Paulina Starski: Als völkerrechtlicher Vertrag bemüht sich das Handels- und Kooperationsabkommen, die Wirtschafts- und Rechtsbeziehungen nach dem Austritt eines Mitgliedstaates – eine unionsrechtliche Premiere – zu regeln. Das Abkommen ist in keinerlei Hinsicht klassisch, weder stellt es ein typisches Handelsabkommen noch ein „gewöhnliches“ Assoziierungsabkommen dar. Es ist singulär. Gleichzeitig prägt das Abkommen Instabilität und Dynamik. Diese wird zum einen durch zahlreiche Kündigungs-, Teilkündigungs-, Suspendierungs- und Aussetzungsklauseln, zum anderen durch die vertraglich verankerte Pflicht der Vertragsparteien, das Abkommen im Turnus von fünf Jahren zu überprüfen, bedingt. Nicht ausgeschlossen ist, dass das Handels- und Kooperationsabkommen bei langfristiger Kooperation auch zum Fundament darauf aufbauender konkretisierender Vereinbarungen werden kann und so zu einem Stabilitätsfaktor wird. Dies ist jedoch eine Frage des politischen Willens und auch des gegenseitigen Vertrauens zwischen dem Vereinigten Königreich und der Europäischen Union. An der bestehenden Unsicherheit ändert dieser optimistische Ausblick nichts. Ob das Handels- und Kooperationsabkommen am Ende Ausgangspunkt guter Beziehungen zwischen der Europäischen Union und dem Vereinigten Königreich wird, wird die Zeit zeigen. Mein vorläufiger Befund wäre: Das Handels- und Kooperationsabkommen ist sehr dünn.

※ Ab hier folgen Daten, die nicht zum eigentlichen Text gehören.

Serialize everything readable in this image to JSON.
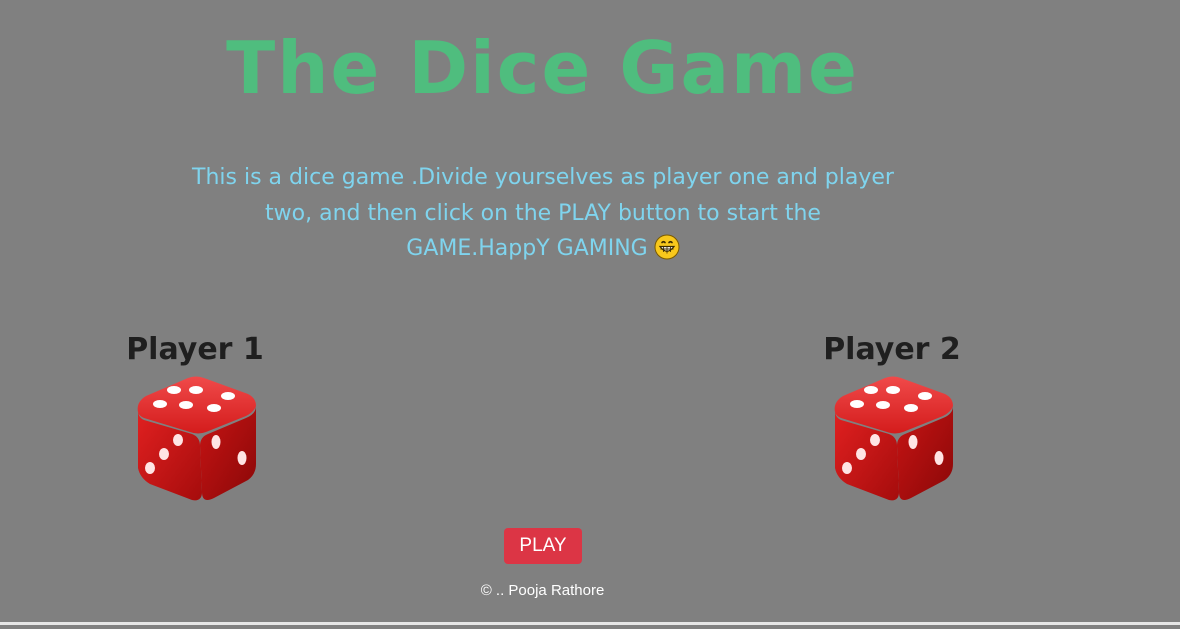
{
  "game": {
    "title": "The Dice Game",
    "intro_text": "This is a dice game .Divide yourselves as player one and player two, and then click on the PLAY button to start the GAME.HappY GAMING",
    "intro_emoji": "grinning-face-icon",
    "players": [
      {
        "label": "Player 1",
        "die_icon": "red-die-icon"
      },
      {
        "label": "Player 2",
        "die_icon": "red-die-icon"
      }
    ],
    "play_button_label": "PLAY",
    "footer_text": "© .. Pooja Rathore"
  },
  "colors": {
    "background": "#808080",
    "title": "#4fbd7e",
    "intro": "#7fd4ee",
    "player_label": "#1f1f1f",
    "play_button": "#dc3545",
    "footer": "#ffffff",
    "die_red": "#d81c1c"
  }
}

REWI: Begeisterung bei Studierenden zu wecken, gelingt durch…
Paulina Starski: …meine Begeisterung für die Materie, die ich lehre und zu der ich forsche. Diese Begeisterung zeige ich recht offensiv. Zudem nehme ich Studierende ernst und lehre sehr stark diskursiv sowie hinterfragend. Die sokratische Methode wirkt Wunder! Ich liebe den Hörsaal und meine Leidenschaft scheint zu begeistern.
REWI: Was möchten Sie in Ihrer Freizeit nicht missen?
Paulina Starski: Reisen mit meinem Mann und meinem kleinen Sohn Emil, Kunst, Theater- und Opernbesuche, Dinnerabende mit Freunden, den Gelben Muskateller, Literaturklassiker, Kinoabende und die Entdeckung cineastischer Kleinode.